In this age of the Internet, while the allegations against Ansah do not mean that she is guilty of them but a Supreme Court justice coming from a tradition where judges recuse themselves at slight accusations of bias, the jury is not out on whether Ansah now has to wash her hands off the office of the electoral body to allow some investigation into the more serious allegations against her office.
But even without delving into those complex matters, haven’t most folks already raised eyebrows over the supreme court judge for allowing herself to be pictured smiling with the ruling party cadets in the immediate aftermath of the elections. Was it that difficult to predict that the losing party, seeing those pictures, would jump on them as evidence of impropriety hence evidence of some bias whether founded or not?
Now this is not to suggest or hint that Ansah is guilty of anything, but with such circumstances, isn’t it then only fair that stepping aside would be an appropriate thing to do.
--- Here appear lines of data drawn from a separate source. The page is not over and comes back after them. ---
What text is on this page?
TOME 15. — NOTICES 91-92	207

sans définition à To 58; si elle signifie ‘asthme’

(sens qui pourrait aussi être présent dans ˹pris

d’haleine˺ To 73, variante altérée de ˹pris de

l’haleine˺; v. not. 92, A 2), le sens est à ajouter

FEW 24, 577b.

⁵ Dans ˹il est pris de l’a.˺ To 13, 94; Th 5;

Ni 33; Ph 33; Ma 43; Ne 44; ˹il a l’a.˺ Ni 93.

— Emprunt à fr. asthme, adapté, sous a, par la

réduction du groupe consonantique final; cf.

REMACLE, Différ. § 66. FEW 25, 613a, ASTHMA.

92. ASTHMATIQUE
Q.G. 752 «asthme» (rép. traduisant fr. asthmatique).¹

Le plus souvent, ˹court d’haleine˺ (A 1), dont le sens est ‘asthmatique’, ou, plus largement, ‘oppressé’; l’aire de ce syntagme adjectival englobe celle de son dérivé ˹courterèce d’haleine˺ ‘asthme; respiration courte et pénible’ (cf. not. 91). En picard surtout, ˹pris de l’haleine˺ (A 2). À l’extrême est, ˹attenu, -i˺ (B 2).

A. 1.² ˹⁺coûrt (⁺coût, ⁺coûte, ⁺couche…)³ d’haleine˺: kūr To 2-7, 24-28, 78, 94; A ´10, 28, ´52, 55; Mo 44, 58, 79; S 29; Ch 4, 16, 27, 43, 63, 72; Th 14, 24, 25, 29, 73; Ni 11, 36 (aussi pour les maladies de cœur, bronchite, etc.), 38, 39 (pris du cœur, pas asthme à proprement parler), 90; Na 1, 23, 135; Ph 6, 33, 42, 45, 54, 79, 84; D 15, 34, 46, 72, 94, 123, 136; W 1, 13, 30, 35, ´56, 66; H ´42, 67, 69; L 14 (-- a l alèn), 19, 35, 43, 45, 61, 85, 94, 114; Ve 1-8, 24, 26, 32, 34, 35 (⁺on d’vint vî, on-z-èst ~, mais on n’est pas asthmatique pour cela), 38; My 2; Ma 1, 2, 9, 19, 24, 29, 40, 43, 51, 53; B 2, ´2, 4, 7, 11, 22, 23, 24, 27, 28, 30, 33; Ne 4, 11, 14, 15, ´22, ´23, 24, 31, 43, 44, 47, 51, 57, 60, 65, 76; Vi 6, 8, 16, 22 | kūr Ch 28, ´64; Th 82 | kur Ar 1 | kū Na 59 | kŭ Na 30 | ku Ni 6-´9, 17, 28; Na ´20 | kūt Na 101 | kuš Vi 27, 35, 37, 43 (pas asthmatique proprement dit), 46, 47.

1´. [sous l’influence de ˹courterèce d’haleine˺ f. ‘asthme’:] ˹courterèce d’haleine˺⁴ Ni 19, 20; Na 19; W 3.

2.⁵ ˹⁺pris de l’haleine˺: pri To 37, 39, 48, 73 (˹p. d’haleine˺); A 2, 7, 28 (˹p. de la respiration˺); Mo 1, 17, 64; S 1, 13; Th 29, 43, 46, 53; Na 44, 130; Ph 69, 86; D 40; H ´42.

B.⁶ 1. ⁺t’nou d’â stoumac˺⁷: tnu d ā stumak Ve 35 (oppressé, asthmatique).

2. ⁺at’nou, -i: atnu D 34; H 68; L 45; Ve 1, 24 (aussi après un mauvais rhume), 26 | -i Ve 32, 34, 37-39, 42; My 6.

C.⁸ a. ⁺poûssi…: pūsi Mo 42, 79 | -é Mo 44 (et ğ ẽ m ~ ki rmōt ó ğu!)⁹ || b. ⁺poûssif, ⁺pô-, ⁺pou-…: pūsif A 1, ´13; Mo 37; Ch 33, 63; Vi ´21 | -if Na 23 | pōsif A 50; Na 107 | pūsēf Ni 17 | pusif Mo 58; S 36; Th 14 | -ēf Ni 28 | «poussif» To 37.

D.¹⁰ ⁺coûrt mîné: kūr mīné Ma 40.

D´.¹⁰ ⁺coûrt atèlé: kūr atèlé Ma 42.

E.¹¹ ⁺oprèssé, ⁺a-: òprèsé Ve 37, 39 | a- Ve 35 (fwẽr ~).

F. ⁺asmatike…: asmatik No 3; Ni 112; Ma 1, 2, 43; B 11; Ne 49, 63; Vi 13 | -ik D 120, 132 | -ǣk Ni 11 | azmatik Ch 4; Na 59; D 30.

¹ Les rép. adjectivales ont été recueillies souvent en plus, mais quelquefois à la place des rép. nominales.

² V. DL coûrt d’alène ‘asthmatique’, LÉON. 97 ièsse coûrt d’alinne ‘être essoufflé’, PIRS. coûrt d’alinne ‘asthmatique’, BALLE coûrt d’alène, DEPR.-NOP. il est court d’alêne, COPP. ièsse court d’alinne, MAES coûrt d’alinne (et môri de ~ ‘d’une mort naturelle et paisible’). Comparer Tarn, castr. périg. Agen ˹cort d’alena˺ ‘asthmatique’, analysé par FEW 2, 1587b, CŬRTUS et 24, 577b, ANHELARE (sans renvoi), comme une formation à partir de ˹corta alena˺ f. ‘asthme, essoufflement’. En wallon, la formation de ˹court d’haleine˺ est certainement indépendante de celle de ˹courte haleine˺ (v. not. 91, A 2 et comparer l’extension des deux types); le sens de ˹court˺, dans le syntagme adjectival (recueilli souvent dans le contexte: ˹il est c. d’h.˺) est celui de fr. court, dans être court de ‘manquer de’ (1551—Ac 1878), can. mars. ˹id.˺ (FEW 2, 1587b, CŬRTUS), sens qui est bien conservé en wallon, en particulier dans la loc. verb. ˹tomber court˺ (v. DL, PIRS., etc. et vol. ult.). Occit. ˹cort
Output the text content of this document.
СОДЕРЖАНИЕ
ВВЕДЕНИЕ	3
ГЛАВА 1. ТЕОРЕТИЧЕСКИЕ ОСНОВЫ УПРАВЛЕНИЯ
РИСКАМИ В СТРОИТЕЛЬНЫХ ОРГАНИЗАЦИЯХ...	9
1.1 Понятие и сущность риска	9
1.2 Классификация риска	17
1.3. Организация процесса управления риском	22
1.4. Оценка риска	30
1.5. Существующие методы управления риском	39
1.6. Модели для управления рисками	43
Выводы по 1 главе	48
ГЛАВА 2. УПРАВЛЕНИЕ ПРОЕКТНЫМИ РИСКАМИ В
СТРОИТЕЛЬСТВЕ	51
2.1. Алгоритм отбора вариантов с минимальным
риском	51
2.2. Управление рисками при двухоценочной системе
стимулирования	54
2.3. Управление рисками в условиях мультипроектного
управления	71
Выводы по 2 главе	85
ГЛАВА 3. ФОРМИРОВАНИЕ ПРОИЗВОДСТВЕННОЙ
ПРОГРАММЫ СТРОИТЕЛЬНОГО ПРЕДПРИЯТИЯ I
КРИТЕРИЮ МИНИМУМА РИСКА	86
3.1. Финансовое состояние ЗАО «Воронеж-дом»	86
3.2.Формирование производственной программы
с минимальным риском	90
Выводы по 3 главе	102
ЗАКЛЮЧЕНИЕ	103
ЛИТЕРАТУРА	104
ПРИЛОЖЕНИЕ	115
At a time the civil society is seeking to conduct a whole demonstration just to push her out, three major parties say the elections were marred by serious irregularities, where is Ansah’s pride in keeping to a job whose crucial stakeholders don’t want her anywhere near it.
The vote of confidence, whether explicit or implicit, has been loud and clear. And after all the planning and her best efforts at characterising these elections as free, fair and credible, the unprecedented protests in the streets, the teargas, the tippex, court cases, all leave an egg in Ansah’s face.
They disapprove that these elections were anything but free, fair and credible.